Anyway, this new book idea I have takes place in a small fictional town in Alabama. It follows a born and bred there boy and a misfit girl who become unlikely friends. He’s steadfast and solid and dependable. She’s wild and free spirited and spontaneous. He has a plan for his life, a plan that eventually means settling down in the same town he grew up in and running his family farm. She has no plan. She just knows she wants to get out of dodge, see the world, travel and not stay in one place for too long.

They’re total opposites but their friendship runs deep and eventually grows into something that’s so much more. They are intrinsically linked. But what do you do when you both want entirely different things? When, inevitably, someone has to sacrifice everything they want in order to be with the other person, is love worth it?

That’s the idea I’m toying with. I’ve just started mapping it out and I wrote a brief beginning. Thought I’d share it here:

Benson – 2005

Piper was never going to stick around.

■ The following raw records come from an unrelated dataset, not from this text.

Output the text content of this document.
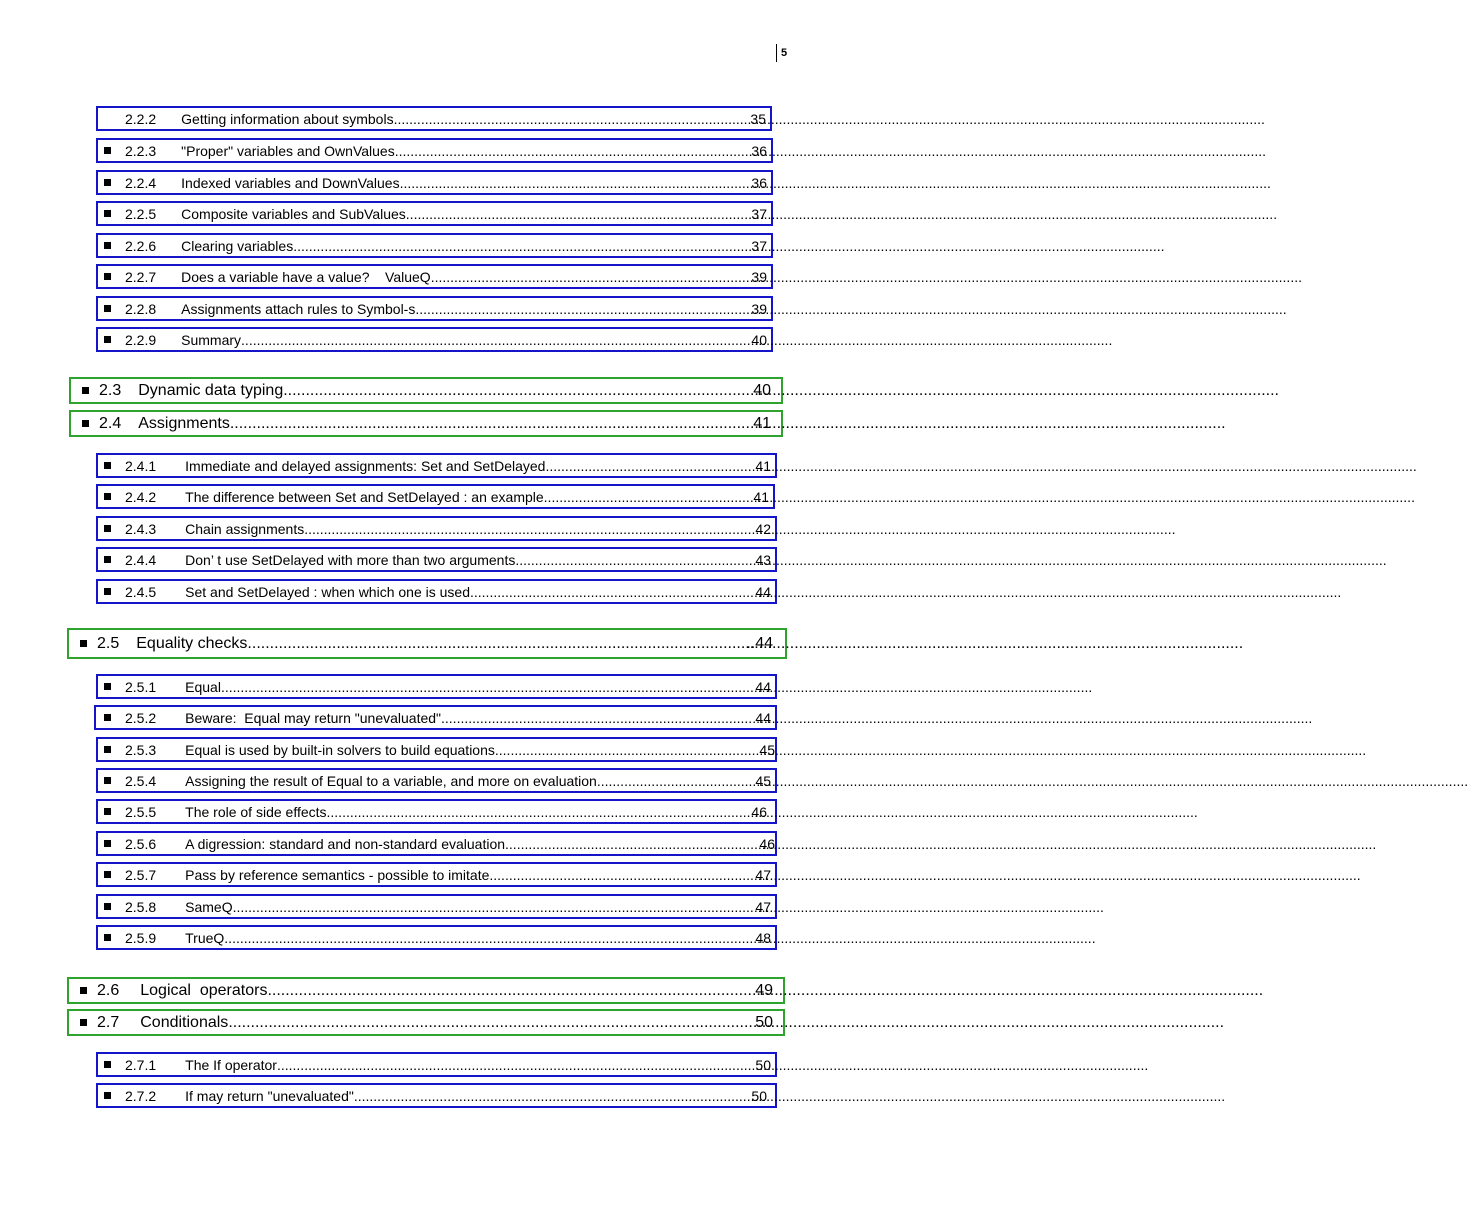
5
2.2.2 Getting information about symbols .....	35
2.2.3 "Proper" variables and OwnValues .....	36
2.2.4 Indexed variables and DownValues .....	36
2.2.5 Composite variables and SubValues .....	37
2.2.6 Clearing variables .....	37
2.2.7 Does a variable have a value?    ValueQ .....	39
2.2.8 Assignments attach rules to Symbol-s .....	39
2.2.9 Summary .....	40
2.3 Dynamic data typing .....	40
2.4 Assignments .....	41
2.4.1 Immediate and delayed assignments: Set and SetDelayed .....	41
2.4.2 The difference between Set and SetDelayed : an example .....	41
2.4.3 Chain assignments .....	42
2.4.4 Don’ t use SetDelayed with more than two arguments .....	43
2.4.5 Set and SetDelayed : when which one is used .....	44
2.5 Equality checks .....	..44
2.5.1 Equal .....	44
2.5.2 Beware:  Equal may return "unevaluated" .....	44
2.5.3 Equal is used by built-in solvers to build equations .....	45
2.5.4 Assigning the result of Equal to a variable, and more on evaluation .....	45
2.5.5 The role of side effects .....	46
2.5.6 A digression: standard and non-standard evaluation .....	46
2.5.7 Pass by reference semantics - possible to imitate .....	47
2.5.8 SameQ .....	47
2.5.9 TrueQ .....	48
2.6 Logical  operators .....	49
2.7 Conditionals .....	50
2.7.1 The If operator .....	50
2.7.2 If may return "unevaluated" .....	50
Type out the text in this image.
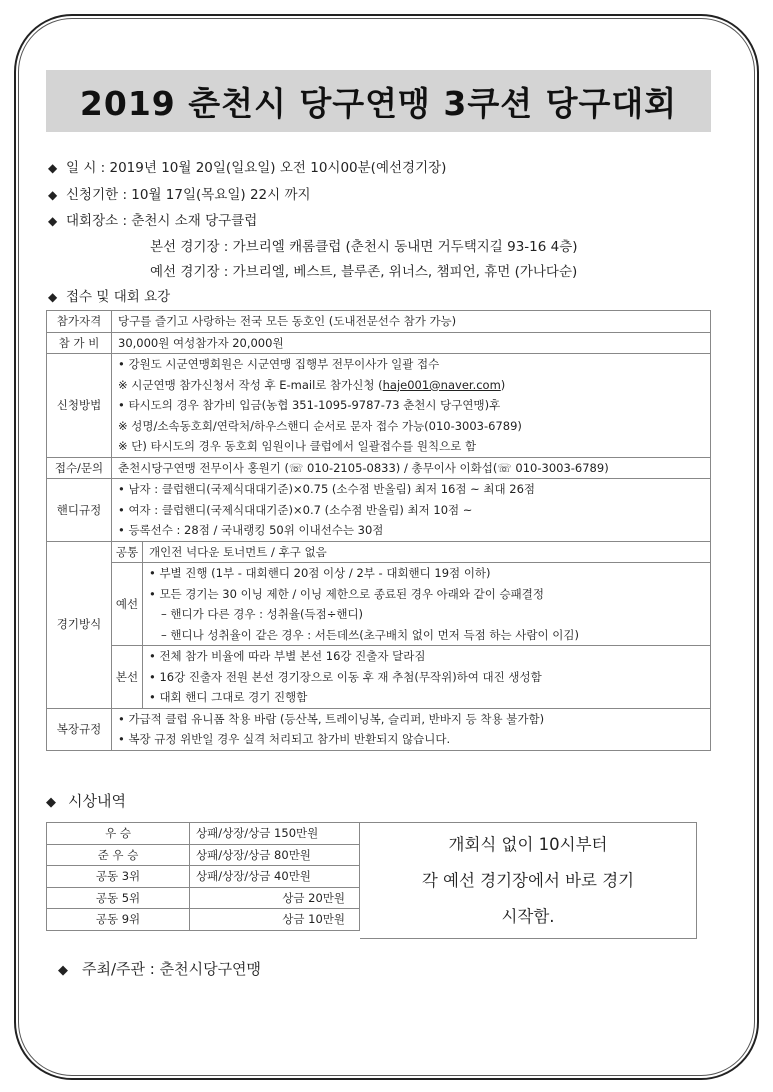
2019 춘천시 당구연맹 3쿠션 당구대회
◆ 일 시 : 2019년 10월 20일(일요일) 오전 10시00분(예선경기장)
◆ 신청기한 : 10월 17일(목요일) 22시 까지
◆ 대회장소 : 춘천시 소재 당구클럽
본선 경기장 : 가브리엘 캐롬클럽 (춘천시 동내면 거두택지길 93-16 4층)
예선 경기장 : 가브리엘, 베스트, 블루존, 위너스, 챔피언, 휴먼 (가나다순)
◆ 접수 및 대회 요강
참가자격	당구를 즐기고 사랑하는 전국 모든 동호인 (도내전문선수 참가 가능)	
참 가 비	30,000원 여성참가자 20,000원	
신청방법	• 강원도 시군연맹회원은 시군연맹 집행부 전무이사가 일괄 접수
※ 시군연맹 참가신청서 작성 후 E-mail로 참가신청 (haje001@naver.com)
• 타시도의 경우 참가비 입금(농협 351-1095-9787-73 춘천시 당구연맹)후
※ 성명/소속동호회/연락처/하우스핸디 순서로 문자 접수 가능(010-3003-6789)
※ 단) 타시도의 경우 동호회 임원이나 클럽에서 일괄접수를 원칙으로 함	

접수/문의	춘천시당구연맹 전무이사 홍원기 (☏ 010-2105-0833) / 총무이사 이화섭(☏ 010-3003-6789)	
핸디규정	• 남자 : 클럽핸디(국제식대대기준)×0.75 (소수점 반올림) 최저 16점 ~ 최대 26점
• 여자 : 클럽핸디(국제식대대기준)×0.7 (소수점 반올림) 최저 10점 ~
• 등록선수 : 28점 / 국내랭킹 50위 이내선수는 30점	

경기방식	공통	개인전 넉다운 토너먼트 / 후구 없음
	예선	• 부별 진행 (1부 - 대회핸디 20점 이상 / 2부 - 대회핸디 19점 이하)
• 모든 경기는 30 이닝 제한 / 이닝 제한으로 종료된 경우 아래와 같이 승패결정
– 핸디가 다른 경우 : 성취율(득점÷핸디)
– 핸디나 성취율이 같은 경우 : 서든데쓰(초구배치 없이 먼저 득점 하는 사람이 이김)

	본선	• 전체 참가 비율에 따라 부별 본선 16강 진출자 달라짐
• 16강 진출자 전원 본선 경기장으로 이동 후 재 추첨(무작위)하여 대진 생성함
• 대회 핸디 그대로 경기 진행함

복장규정	• 가급적 클럽 유니폼 착용 바람 (등산복, 트레이닝복, 슬리퍼, 반바지 등 착용 불가함)
• 복장 규정 위반일 경우 실격 처리되고 참가비 반환되지 않습니다.	
◆ 시상내역
우 승	상패/상장/상금 150만원
준 우 승	상패/상장/상금 80만원
공동 3위	상패/상장/상금 40만원
공동 5위	상금 20만원
공동 9위	상금 10만원
개회식 없이 10시부터
각 예선 경기장에서 바로 경기
시작함.
◆ 주최/주관 : 춘천시당구연맹
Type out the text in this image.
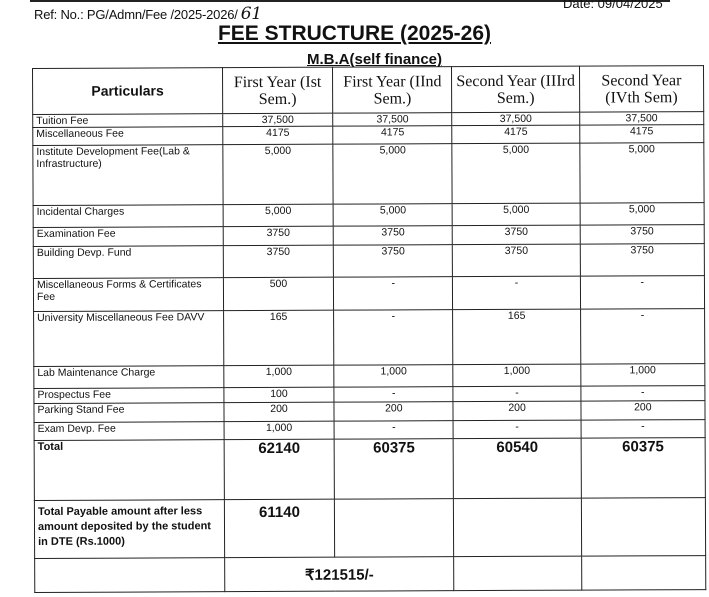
Ref: No.: PG/Admn/Fee /2025-2026/ 61
Date: 09/04/2025
FEE STRUCTURE (2025-26)
M.B.A(self finance)
Particulars	First Year (Ist Sem.)	First Year (IInd Sem.)	Second Year (IIIrd Sem.)	Second Year (IVth Sem)
Tuition Fee	37,500	37,500	37,500	37,500
Miscellaneous Fee	4175	4175	4175	4175
Institute Development Fee(Lab & Infrastructure)	5,000	5,000	5,000	5,000
Incidental Charges	5,000	5,000	5,000	5,000
Examination Fee	3750	3750	3750	3750
Building Devp. Fund	3750	3750	3750	3750
Miscellaneous Forms & Certificates Fee	500	-	-	-
University Miscellaneous Fee DAVV	165	-	165	-
Lab Maintenance Charge	1,000	1,000	1,000	1,000
Prospectus Fee	100	-	-	-
Parking Stand Fee	200	200	200	200
Exam Devp. Fee	1,000	-	-	-
Total	62140	60375	60540	60375
Total Payable amount after less amount deposited by the student in DTE (Rs.1000)	61140			
	₹121515/-			
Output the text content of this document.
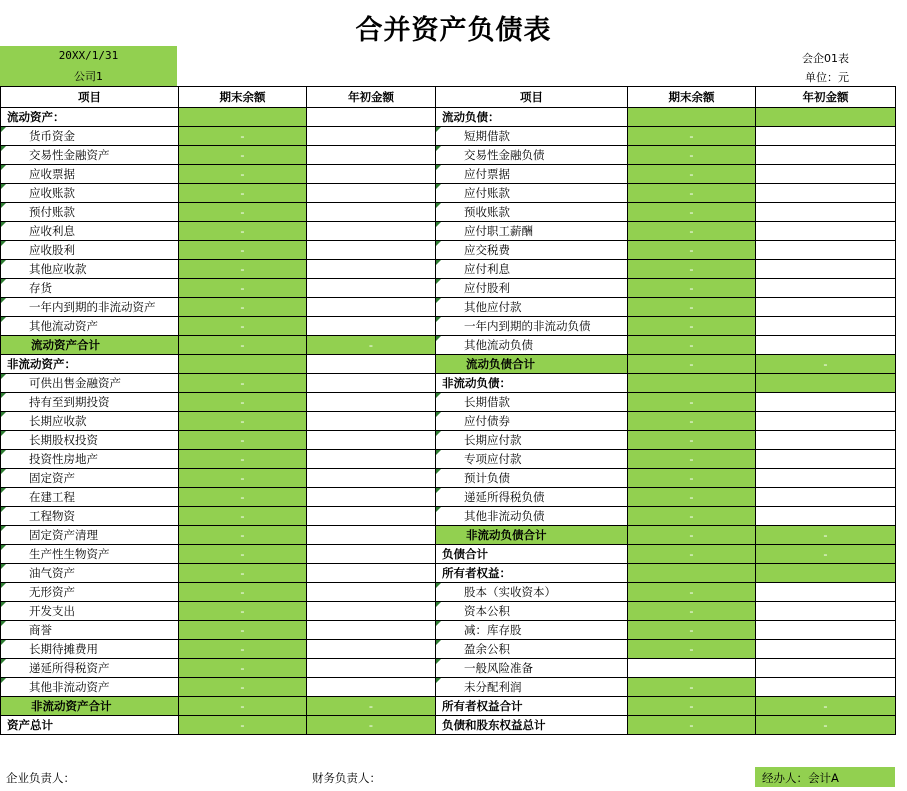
合并资产负债表
20XX/1/31
公司1
会企01表
单位：元
项目	期末余额	年初金额	项目	期末余额	年初金额
流动资产：			流动负债：		
货币资金	-		短期借款	-	
交易性金融资产	-		交易性金融负债	-	
应收票据	-		应付票据	-	
应收账款	-		应付账款	-	
预付账款	-		预收账款	-	
应收利息	-		应付职工薪酬	-	
应收股利	-		应交税费	-	
其他应收款	-		应付利息	-	
存货	-		应付股利	-	
一年内到期的非流动资产	-		其他应付款	-	
其他流动资产	-		一年内到期的非流动负债	-	
流动资产合计	-	-	其他流动负债	-	
非流动资产：			流动负债合计	-	-
可供出售金融资产	-		非流动负债：		
持有至到期投资	-		长期借款	-	
长期应收款	-		应付债券	-	
长期股权投资	-		长期应付款	-	
投资性房地产	-		专项应付款	-	
固定资产	-		预计负债	-	
在建工程	-		递延所得税负债	-	
工程物资	-		其他非流动负债	-	
固定资产清理	-		非流动负债合计	-	-
生产性生物资产	-		负债合计	-	-
油气资产	-		所有者权益：		
无形资产	-		股本（实收资本）	-	
开发支出	-		资本公积	-	
商誉	-		减：库存股	-	
长期待摊费用	-		盈余公积	-	
递延所得税资产	-		一般风险准备		
其他非流动资产	-		未分配利润	-	
非流动资产合计	-	-	所有者权益合计	-	-
资产总计	-	-	负债和股东权益总计	-	-
企业负责人：	财务负责人：	经办人：会计A
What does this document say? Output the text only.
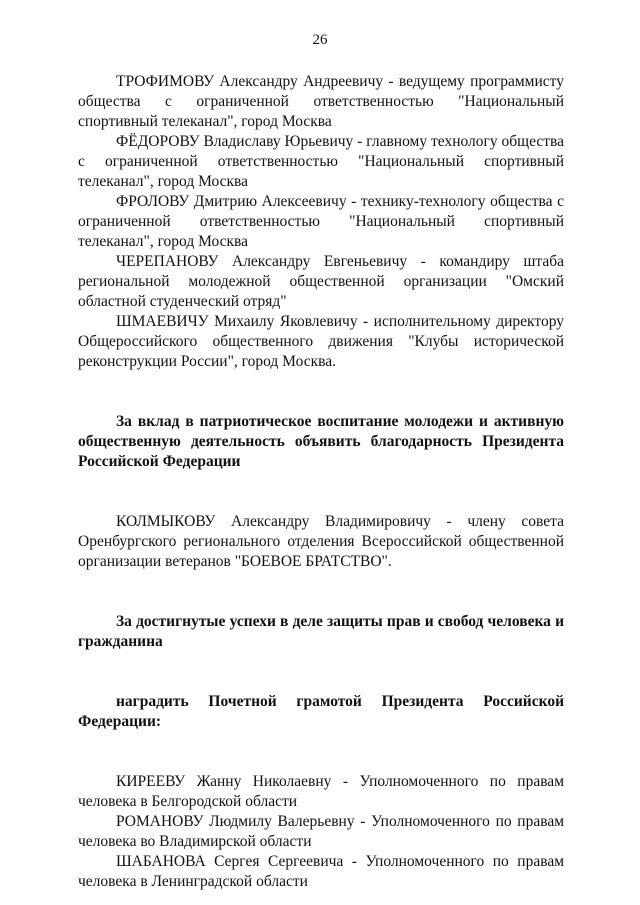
26

ТРОФИМОВУ Александру Андреевичу - ведущему программисту общества с ограниченной ответственностью "Национальный спортивный телеканал", город Москва

ФЁДОРОВУ Владиславу Юрьевичу - главному технологу общества с ограниченной ответственностью "Национальный спортивный телеканал", город Москва

ФРОЛОВУ Дмитрию Алексеевичу - технику-технологу общества с ограниченной ответственностью "Национальный спортивный телеканал", город Москва

ЧЕРЕПАНОВУ Александру Евгеньевичу - командиру штаба региональной молодежной общественной организации "Омский областной студенческий отряд"

ШМАЕВИЧУ Михаилу Яковлевичу - исполнительному директору Общероссийского общественного движения "Клубы исторической реконструкции России", город Москва.

За вклад в патриотическое воспитание молодежи и активную общественную деятельность объявить благодарность Президента Российской Федерации

КОЛМЫКОВУ Александру Владимировичу - члену совета Оренбургского регионального отделения Всероссийской общественной организации ветеранов "БОЕВОЕ БРАТСТВО".

За достигнутые успехи в деле защиты прав и свобод человека и гражданина

наградить Почетной грамотой Президента Российской Федерации:

КИРЕЕВУ Жанну Николаевну - Уполномоченного по правам человека в Белгородской области

РОМАНОВУ Людмилу Валерьевну - Уполномоченного по правам человека во Владимирской области

ШАБАНОВА Сергея Сергеевича - Уполномоченного по правам человека в Ленинградской области
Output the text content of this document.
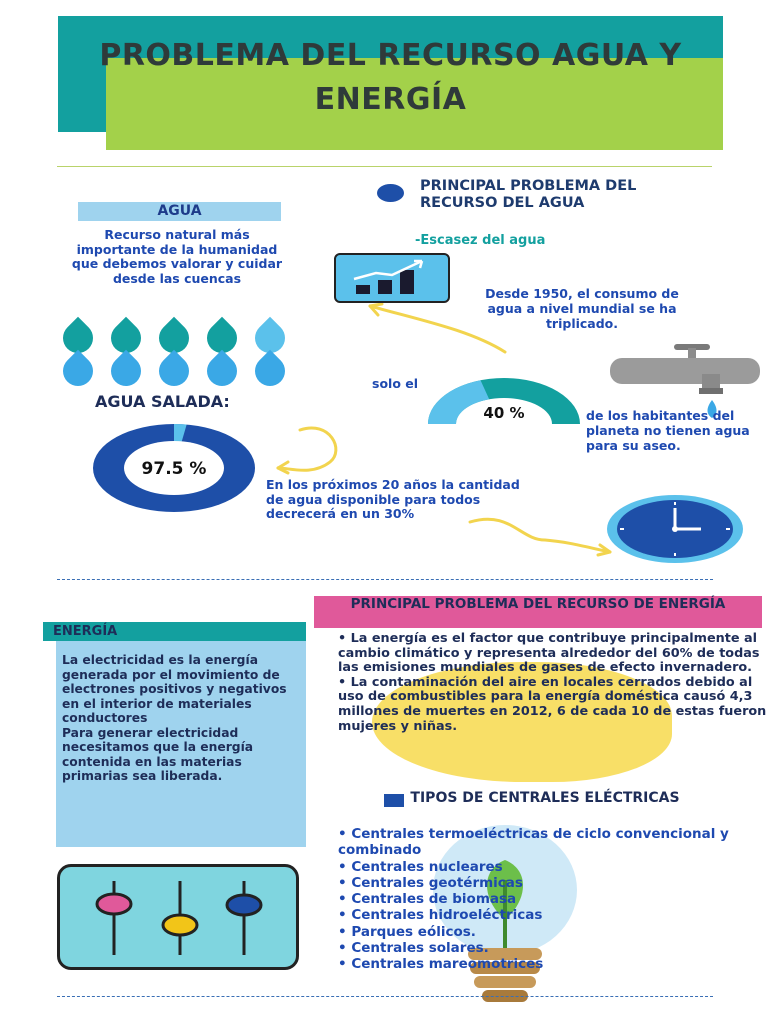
PROBLEMA DEL RECURSO AGUA Y
ENERGÍA
AGUA
Recurso natural más importante de la humanidad que debemos valorar y cuidar desde las cuencas
AGUA SALADA:
97.5 %
PRINCIPAL PROBLEMA DEL RECURSO DEL AGUA
-Escasez del agua
Desde 1950, el consumo de agua a nivel mundial se ha triplicado.
solo el
40 %	de los habitantes del planeta no tienen agua para su aseo.
En los próximos 20 años la cantidad de agua disponible para todos decrecerá en un 30%
PRINCIPAL PROBLEMA DEL RECURSO DE ENERGÍA
ENERGÍA
La electricidad es la energía generada por el movimiento de electrones positivos y negativos en el interior de materiales conductores
Para generar electricidad necesitamos que la energía contenida en las materias primarias sea liberada.
• La energía es el factor que contribuye principalmente al cambio climático y representa alrededor del 60% de todas las emisiones mundiales de gases de efecto invernadero.
• La contaminación del aire en locales cerrados debido al uso de combustibles para la energía doméstica causó 4,3 millones de muertes en 2012, 6 de cada 10 de estas fueron mujeres y niñas.
TIPOS DE CENTRALES ELÉCTRICAS
• Centrales termoeléctricas de ciclo convencional y combinado
• Centrales nucleares
• Centrales geotérmicas
• Centrales de biomasa
• Centrales hidroeléctricas
• Parques eólicos.
• Centrales solares.
• Centrales mareomotrices
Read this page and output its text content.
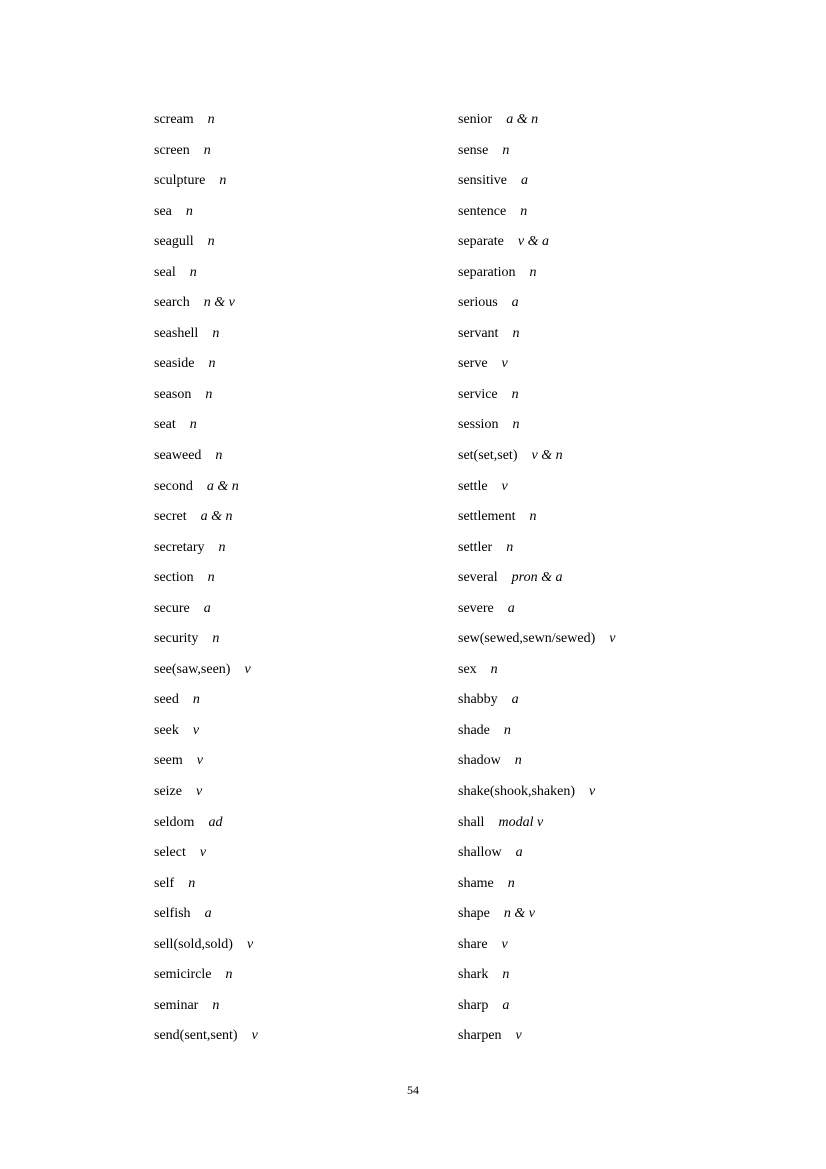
scream n
screen n
sculpture n
sea n
seagull n
seal n
search n & v
seashell n
seaside n
season n
seat n
seaweed n
second a & n
secret a & n
secretary n
section n
secure a
security n
see(saw,seen) v
seed n
seek v
seem v
seize v
seldom ad
select v
self n
selfish a
sell(sold,sold) v
semicircle n
seminar n
send(sent,sent) v
senior a & n
sense n
sensitive a
sentence n
separate v & a
separation n
serious a
servant n
serve v
service n
session n
set(set,set) v & n
settle v
settlement n
settler n
several pron & a
severe a
sew(sewed,sewn/sewed) v
sex n
shabby a
shade n
shadow n
shake(shook,shaken) v
shall modal v
shallow a
shame n
shape n & v
share v
shark n
sharp a
sharpen v
54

No one could say she sprung it on me. I knew it was inevitable. Not only because she talked about how much she hated Whitmore, Alabama, but because I knew her, better than I’ve ever known anyone. Maybe even on a soul level. 

My soul was steadfast, tied to this land, this place. Mine needed the open country, the stability, the winding back roads. And her soul? Wild. Restless. Her soul needed to run, needed newness and adventure and spontaneity. I didn’t want her to stay when it was so obvious she didn’t belong here. 

I keep reminding myself that this wasn’t a surprise. I was prepared for this. I was prepared to watch her walk away. I encouraged it, even. She can’t help it that she’s not meant to stay, just as much as I can’t help that I’m not meant to go. 

But despite the preparation, despite the foresight, despite the knowledge that she was always going to walk out of my life, that she was never mine to begin with, despite all of that, it still feels like something sharp is piercing through my gut when she leaves. The door closes behind her and it’s like all the air has been sucked out of the room. I struggle to breathe and have to take a seat. It’s like I just finished a suicide run at football practice. 

Only I can’t just breathe through it. I know it won’t pass in a moment, this urge to vomit, this feeling of drowning. I know I’ll have to live with it until, hopefully, time does what it does. Time is my only hope of dimming this terrible feeling that can only be described as heartbreak.